EU Commissioner for Refugees Dimitris Avramopoulos said Germany would be accepting more than 10,000 refugees from North Africa and the Middle East. He added that the EU Commission had received a commitment from Berlin this week, confirming that Germany would play an important role in the EU’s latest resettlement program.
“The German government is once again there when it comes to international solidarity,” Avramopoulos said in Thursday editions of newspapers in the Funke Media Group.
The EU program aims to provide a legal, direct and safe route to Europe for refugees in need of protection. At least 50,000 refugees from crisis areas are to be brought into the EU by 2019. Other member states have already agreed to resettle 40,000 refugees, meaning that the program’s goal has been achieved, and may even be exceeded.
The EU will be supporting host countries by providing €500 million ($620 million) in funding for the program.
Since the height of migrant arrivals in Europe in 2015, Germany has seen over 1 million people apply for asylum in the country. Figures from Germany’s Federal Office for Migration and Refugees show that migrants originating from Syria, Afghanistan, Iraq and Eritrea were the largest groups to arrive in the country in 2016.
The German human rights organization Pro Asyl said the German government’s commitment does not go far enough. The group was also critical of the decision to take 10,000 refugees, calling the number “arbitrary.”
“In principle, we welcome any resettlement of a refugee from a life-threatening situation,” Pro Asyl’s managing director, Günter Burkhardt, told the AFP news agency on Thursday. “But we demand an immediate end to training and cooperation with the Libyan Coast Guard.”

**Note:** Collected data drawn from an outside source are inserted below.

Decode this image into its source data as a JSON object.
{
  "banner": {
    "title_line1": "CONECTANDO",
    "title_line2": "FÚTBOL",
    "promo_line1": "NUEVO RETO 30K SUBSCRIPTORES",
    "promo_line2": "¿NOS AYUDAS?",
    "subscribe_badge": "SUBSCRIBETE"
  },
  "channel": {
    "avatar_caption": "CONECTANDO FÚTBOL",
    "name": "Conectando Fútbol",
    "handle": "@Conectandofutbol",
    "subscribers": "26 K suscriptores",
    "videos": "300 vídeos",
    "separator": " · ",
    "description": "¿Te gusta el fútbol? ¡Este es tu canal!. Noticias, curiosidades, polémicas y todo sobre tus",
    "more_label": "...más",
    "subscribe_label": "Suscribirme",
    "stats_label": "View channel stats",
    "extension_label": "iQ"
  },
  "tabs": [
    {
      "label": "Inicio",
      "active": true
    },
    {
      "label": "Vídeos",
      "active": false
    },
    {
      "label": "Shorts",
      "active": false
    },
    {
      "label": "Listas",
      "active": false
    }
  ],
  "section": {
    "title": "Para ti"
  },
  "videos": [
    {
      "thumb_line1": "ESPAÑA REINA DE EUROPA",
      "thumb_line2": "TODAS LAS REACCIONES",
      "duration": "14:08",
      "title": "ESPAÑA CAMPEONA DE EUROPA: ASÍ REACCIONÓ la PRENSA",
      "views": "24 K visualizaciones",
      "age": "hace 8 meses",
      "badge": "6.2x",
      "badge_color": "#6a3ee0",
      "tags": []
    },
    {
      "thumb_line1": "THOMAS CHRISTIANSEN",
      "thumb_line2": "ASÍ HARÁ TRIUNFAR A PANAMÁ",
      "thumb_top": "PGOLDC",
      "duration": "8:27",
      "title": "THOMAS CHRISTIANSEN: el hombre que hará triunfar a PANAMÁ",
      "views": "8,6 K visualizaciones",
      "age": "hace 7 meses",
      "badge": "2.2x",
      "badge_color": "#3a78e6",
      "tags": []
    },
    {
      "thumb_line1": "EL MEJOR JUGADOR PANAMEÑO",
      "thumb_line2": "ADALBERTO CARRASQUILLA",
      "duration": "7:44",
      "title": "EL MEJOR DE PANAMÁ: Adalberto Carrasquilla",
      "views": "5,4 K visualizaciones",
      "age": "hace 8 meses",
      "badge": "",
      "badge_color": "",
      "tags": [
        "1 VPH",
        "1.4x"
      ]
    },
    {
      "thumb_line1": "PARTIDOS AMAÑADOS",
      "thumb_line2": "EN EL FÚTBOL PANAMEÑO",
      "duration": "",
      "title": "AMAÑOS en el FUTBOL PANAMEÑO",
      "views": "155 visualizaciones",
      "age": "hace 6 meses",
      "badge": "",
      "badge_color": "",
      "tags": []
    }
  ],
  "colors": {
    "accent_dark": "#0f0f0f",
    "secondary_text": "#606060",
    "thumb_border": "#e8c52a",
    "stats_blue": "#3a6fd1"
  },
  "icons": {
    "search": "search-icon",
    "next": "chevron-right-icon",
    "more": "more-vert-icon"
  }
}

Burkhardt said he believes that Europe is jointly responsible “for thousands of people rescued from distress at sea being dragged back to detention and torture camps in Libya.”
“Anyone trapped in detention centers in North Africa must be rescued,” he said.
Meanwhile, the EU Commission has urged Germany to end border controls as soon as possible. Avramopoulos told the Funke Media Group that he would not agree to such controls “forever.”
“We must quickly return to the normal functioning of the Schengen system. If the Schengen system collapses, it will be the end of the EU as we know it,” he said, referring to Europe’s visa-free travel area.
German Interior Minister Horst Seehofer recently informed the EU Commission that controls on Germany’s border to Austria would be extended for another six months, although systematic controls on flights from Greece would be discontinued. Seehofer has said that Europe’s external borders are not properly controlled.
Avramopoulos contradicted Seehofer’s comments that internal border controls in Europe would be necessary for a long time.
“I think we’re on the right track,” Avramopoulos said. He then referred to the construction of the European border and coastguard services and measures to improve border management, which includes the planned introduction of biometric ID cards.
Avramopoulos will be meeting with Seehofer in Berlin on Thursday.